Berg is playing a deeper, bigger game than I’ve ever imagined. I recall the way Ian talked about another lab in California. I wonder if Althea has any information about that. Someone has to stop Berg. Soon.
Linus reaches for my dirty bowl, and as I shift my legs, the plastic spoon with the red yarn falls on the quilt. He picks it up and puts it in a drawer.
“You keep spoons?” I ask.
He looks at me sideways and smiles faintly. “You ate ice cream with that one,” he says. “I didn’t have anything else of yours, so I saved it.”

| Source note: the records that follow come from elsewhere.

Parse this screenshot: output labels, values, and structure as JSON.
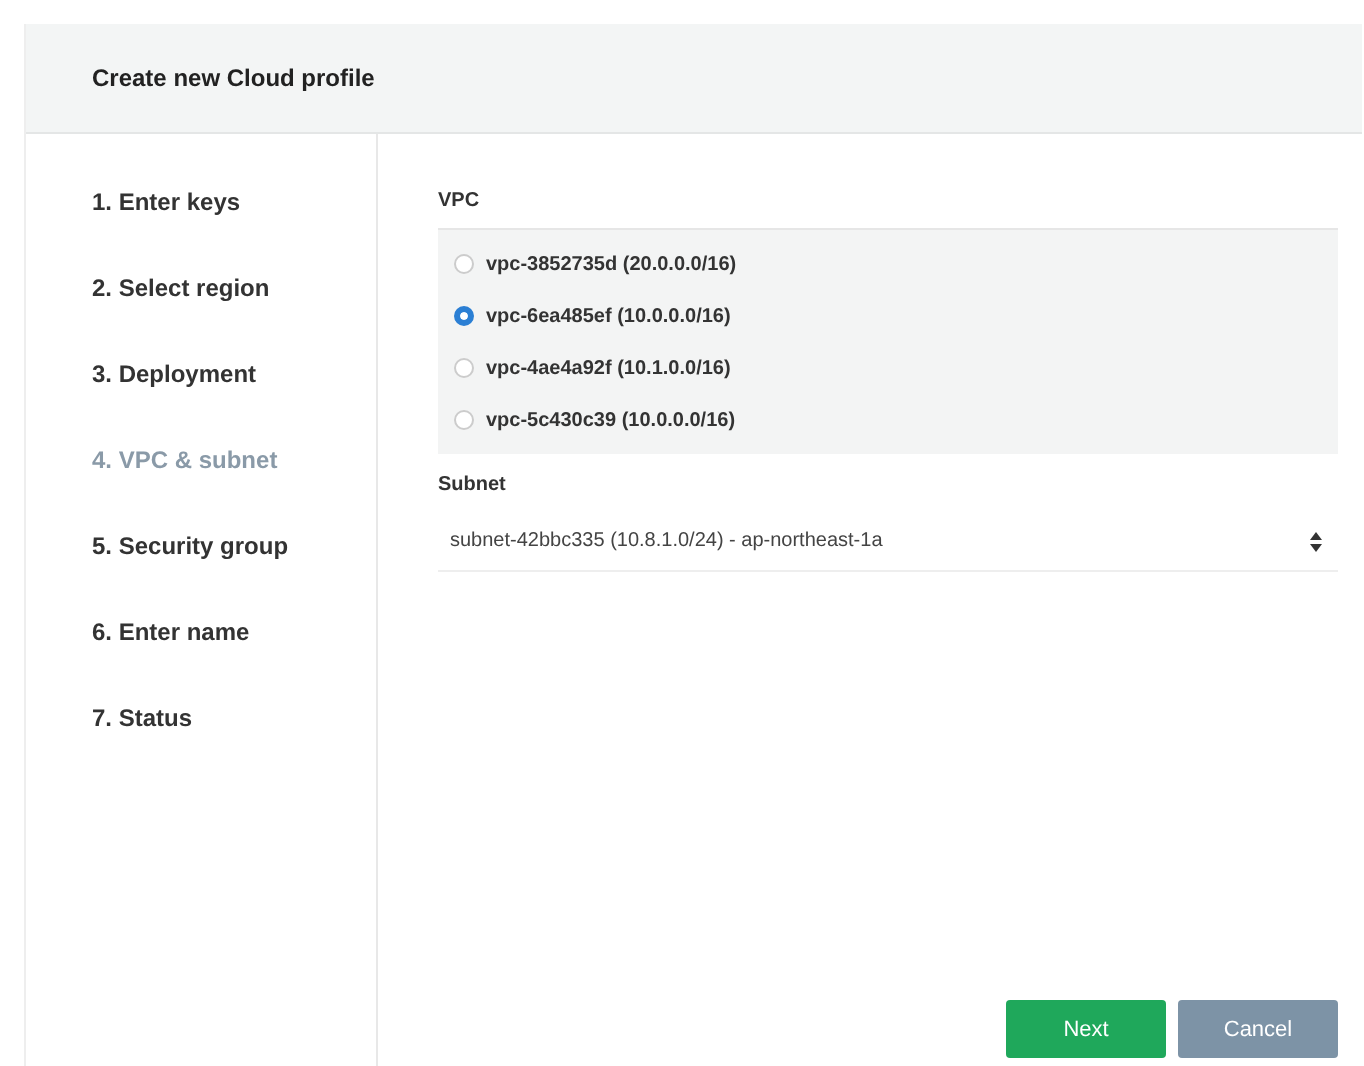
{
  "dialog": {
    "title": "Create new Cloud profile"
  },
  "steps": [
    {
      "label": "1. Enter keys",
      "selected": false
    },
    {
      "label": "2. Select region",
      "selected": false
    },
    {
      "label": "3. Deployment",
      "selected": false
    },
    {
      "label": "4. VPC & subnet",
      "selected": true
    },
    {
      "label": "5. Security group",
      "selected": false
    },
    {
      "label": "6. Enter name",
      "selected": false
    },
    {
      "label": "7. Status",
      "selected": false
    }
  ],
  "vpc": {
    "label": "VPC",
    "options": [
      {
        "label": "vpc-3852735d (20.0.0.0/16)",
        "selected": false
      },
      {
        "label": "vpc-6ea485ef (10.0.0.0/16)",
        "selected": true
      },
      {
        "label": "vpc-4ae4a92f (10.1.0.0/16)",
        "selected": false
      },
      {
        "label": "vpc-5c430c39 (10.0.0.0/16)",
        "selected": false
      }
    ]
  },
  "subnet": {
    "label": "Subnet",
    "value": "subnet-42bbc335 (10.8.1.0/24) - ap-northeast-1a"
  },
  "buttons": [
    {
      "label": "Next",
      "kind": "primary"
    },
    {
      "label": "Cancel",
      "kind": "secondary"
    }
  ]
}
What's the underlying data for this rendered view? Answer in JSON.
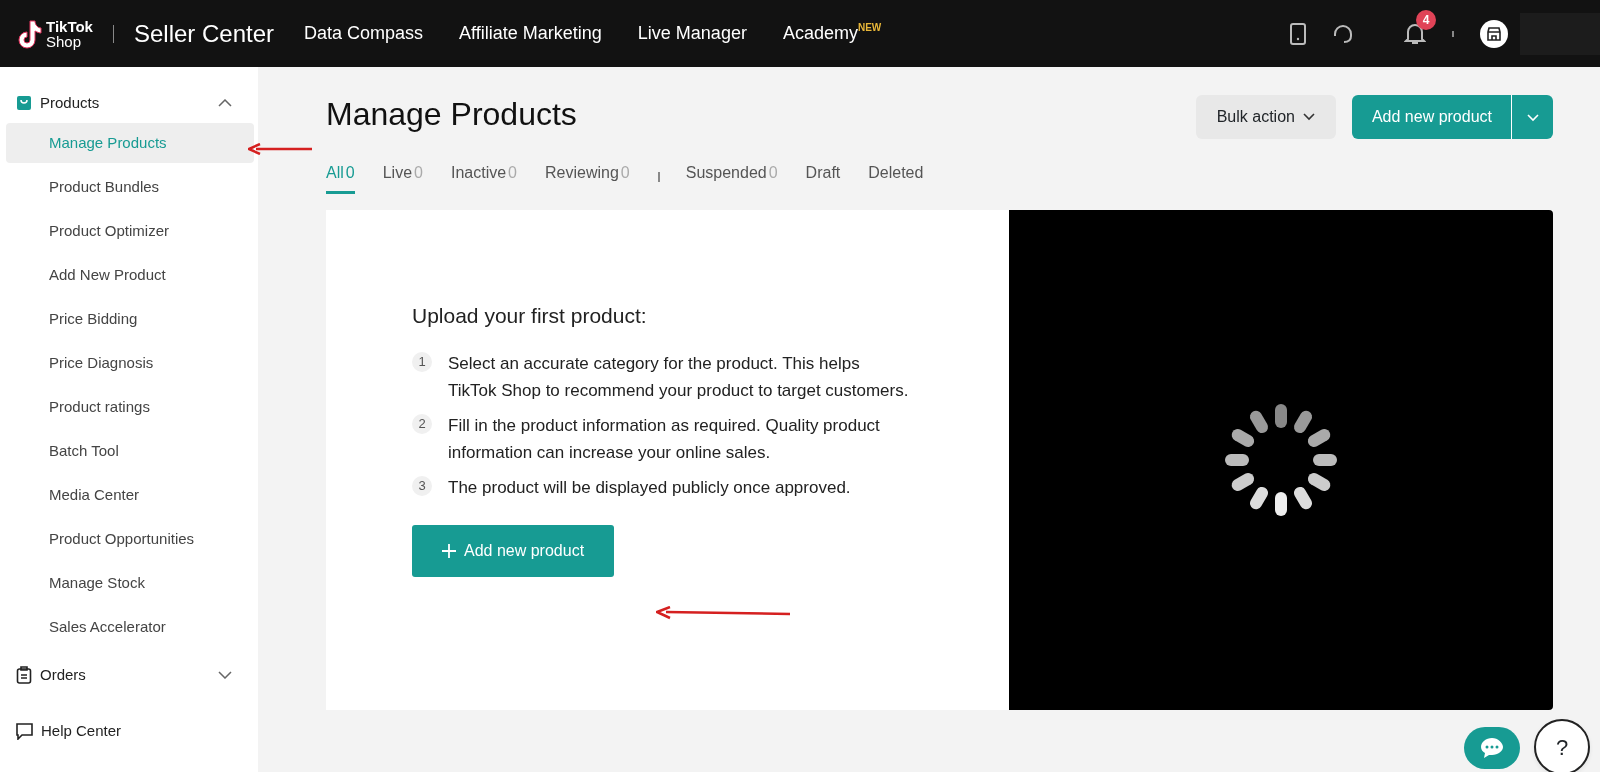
{
  "header": {
    "logo_text": "TikTok",
    "logo_subtext": "Shop",
    "title": "Seller Center",
    "nav": [
      {
        "label": "Data Compass"
      },
      {
        "label": "Affiliate Marketing"
      },
      {
        "label": "Live Manager"
      },
      {
        "label": "Academy",
        "badge": "NEW"
      }
    ],
    "notification_count": "4"
  },
  "sidebar": {
    "groups": [
      {
        "label": "Products",
        "expanded": true,
        "items": [
          {
            "label": "Manage Products",
            "selected": true
          },
          {
            "label": "Product Bundles",
            "selected": false
          },
          {
            "label": "Product Optimizer",
            "selected": false
          },
          {
            "label": "Add New Product",
            "selected": false
          },
          {
            "label": "Price Bidding",
            "selected": false
          },
          {
            "label": "Price Diagnosis",
            "selected": false
          },
          {
            "label": "Product ratings",
            "selected": false
          },
          {
            "label": "Batch Tool",
            "selected": false
          },
          {
            "label": "Media Center",
            "selected": false
          },
          {
            "label": "Product Opportunities",
            "selected": false
          },
          {
            "label": "Manage Stock",
            "selected": false
          },
          {
            "label": "Sales Accelerator",
            "selected": false
          }
        ]
      },
      {
        "label": "Orders",
        "expanded": false
      }
    ],
    "help": "Help Center"
  },
  "page": {
    "title": "Manage Products",
    "bulk_action": "Bulk action",
    "add_button": "Add new product",
    "tabs": [
      {
        "label": "All",
        "count": "0",
        "selected": true
      },
      {
        "label": "Live",
        "count": "0",
        "selected": false
      },
      {
        "label": "Inactive",
        "count": "0",
        "selected": false
      },
      {
        "label": "Reviewing",
        "count": "0",
        "selected": false
      },
      {
        "label": "Suspended",
        "count": "0",
        "selected": false
      },
      {
        "label": "Draft",
        "selected": false
      },
      {
        "label": "Deleted",
        "selected": false
      }
    ],
    "intro": {
      "heading": "Upload your first product:",
      "steps": [
        {
          "number": "1",
          "text": "Select an accurate category for the product. This helps TikTok Shop to recommend your product to target customers."
        },
        {
          "number": "2",
          "text": "Fill in the product information as required. Quality product information can increase your online sales."
        },
        {
          "number": "3",
          "text": "The product will be displayed publicly once approved."
        }
      ],
      "button": "Add new product"
    }
  },
  "floating": {
    "help": "?"
  }
}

“Seriously?” I think back. “Was it that afternoon in the quad? With the chocolate chunk coffee cinnamon swirl ice cream?”
“Your favorite. Yes. So?”
I smile at him, then laugh. “That’s pretty pathetic.”
“Thank you. I’m well aware.”
I chuckle again, and then I stifle a yawn.
“When’s the last time you had a proper night’s sleep?” he asks.
The last two nights were on the road. Before that, nightmares at Burnham’s. I guess my first night in Atlanta wasn’t too bad. “Four nights ago?”
He shifts on the bed. “Time to fix that. Pass me a pillow.”
“Are you going to sleep with me here?” I ask.